Demand what's in the law for your child, Montoya says. "It doesn't stop with getting your IEP. It doesn't stop with getting into the school. You really have to be an advocate every day."
Step 5: Planning for transition into adulthood
The Individuals with Disabilities Education Act (IDEA) requires the IEP team to start planning for your child's next step in life no later than 16 years old. You, as well as your child, will be invited to this meeting where, as a team, you'll decide goals for your child's postsecondary future. The different areas outlined by IDEA include postsecondary or vocational education, integrated employment, continuing and adult education, adult services, independent living or community participation. The goals in these areas should be updated annually, according to Wayne RESA's Transition IEP Review Checklist.

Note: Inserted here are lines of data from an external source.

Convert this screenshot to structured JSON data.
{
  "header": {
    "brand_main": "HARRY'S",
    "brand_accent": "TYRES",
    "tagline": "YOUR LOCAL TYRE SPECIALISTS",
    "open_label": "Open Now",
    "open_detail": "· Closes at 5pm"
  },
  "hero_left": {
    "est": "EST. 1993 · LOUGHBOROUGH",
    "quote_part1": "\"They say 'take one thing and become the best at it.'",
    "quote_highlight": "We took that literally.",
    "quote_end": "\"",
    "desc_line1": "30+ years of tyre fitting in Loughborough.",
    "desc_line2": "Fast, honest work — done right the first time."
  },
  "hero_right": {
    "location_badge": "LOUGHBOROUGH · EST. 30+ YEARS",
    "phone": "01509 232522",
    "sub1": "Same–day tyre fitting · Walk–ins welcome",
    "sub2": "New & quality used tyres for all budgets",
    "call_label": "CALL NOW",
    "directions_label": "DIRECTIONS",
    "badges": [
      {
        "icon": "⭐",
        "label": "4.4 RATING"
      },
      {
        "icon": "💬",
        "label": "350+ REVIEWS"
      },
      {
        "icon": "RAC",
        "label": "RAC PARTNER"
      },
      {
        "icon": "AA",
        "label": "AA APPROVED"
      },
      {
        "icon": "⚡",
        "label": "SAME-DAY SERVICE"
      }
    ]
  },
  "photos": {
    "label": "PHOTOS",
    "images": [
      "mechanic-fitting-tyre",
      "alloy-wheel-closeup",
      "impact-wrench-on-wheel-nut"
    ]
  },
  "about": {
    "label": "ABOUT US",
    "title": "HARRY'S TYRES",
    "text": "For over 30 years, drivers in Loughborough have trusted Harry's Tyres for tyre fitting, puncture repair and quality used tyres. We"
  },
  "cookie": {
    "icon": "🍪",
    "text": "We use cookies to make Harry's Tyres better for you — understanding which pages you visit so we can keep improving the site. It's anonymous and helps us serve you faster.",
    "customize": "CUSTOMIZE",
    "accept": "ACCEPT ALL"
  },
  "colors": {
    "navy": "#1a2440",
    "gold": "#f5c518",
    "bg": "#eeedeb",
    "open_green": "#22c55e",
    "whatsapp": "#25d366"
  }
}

IDEA also specifies that transition services are meant to help your child improve and should be based on his needs – but also strengths, preferences and interests. This is why IDEA requests your child come to this IEP meeting. If he cannot attend, then steps must be taken to make sure the student's interests are considered, the law notes. Agencies that are likely to pay for or provide these transition services should be invited to the IEP, Wayne RESA notes on its checklist.
At the time or before your child turns 17, parents will be notified that their child is approaching the "age of majority" in Michigan, which is 18 years old – making them a legal adult, a Wayne RESA document explains. That means your rights will be transferred. If your child has a special need or disability, you may consider getting guardianship of your child after 18, so you can continue to advocate for your child.
Neighborhood Service Organization, which is stationed at DPS' six center-based schools, has somebody on staff who helps specifically with the guardianship process, says Renee Peters of NSO.
"Once a child turns 18, whether they can deal with themselves or not, they are their own guardian. So that is a very big piece," she says.
Even if you don't obtain total guardianship, it's important to consider, says Deborah Love-Peel of the Drew Parent Resource Center. There may be certain things you still have to help your child do. Also, after a child is 18, when an IEP meeting is held, the school can't invite the parents because it would violate the student's privacy rights, says Robert Avedisian, principal at Drew.
Peters suggests families start preparing for this process at least six months before the child turns 18. There are steps and evaluations involved to determine if there's a need for a guardian.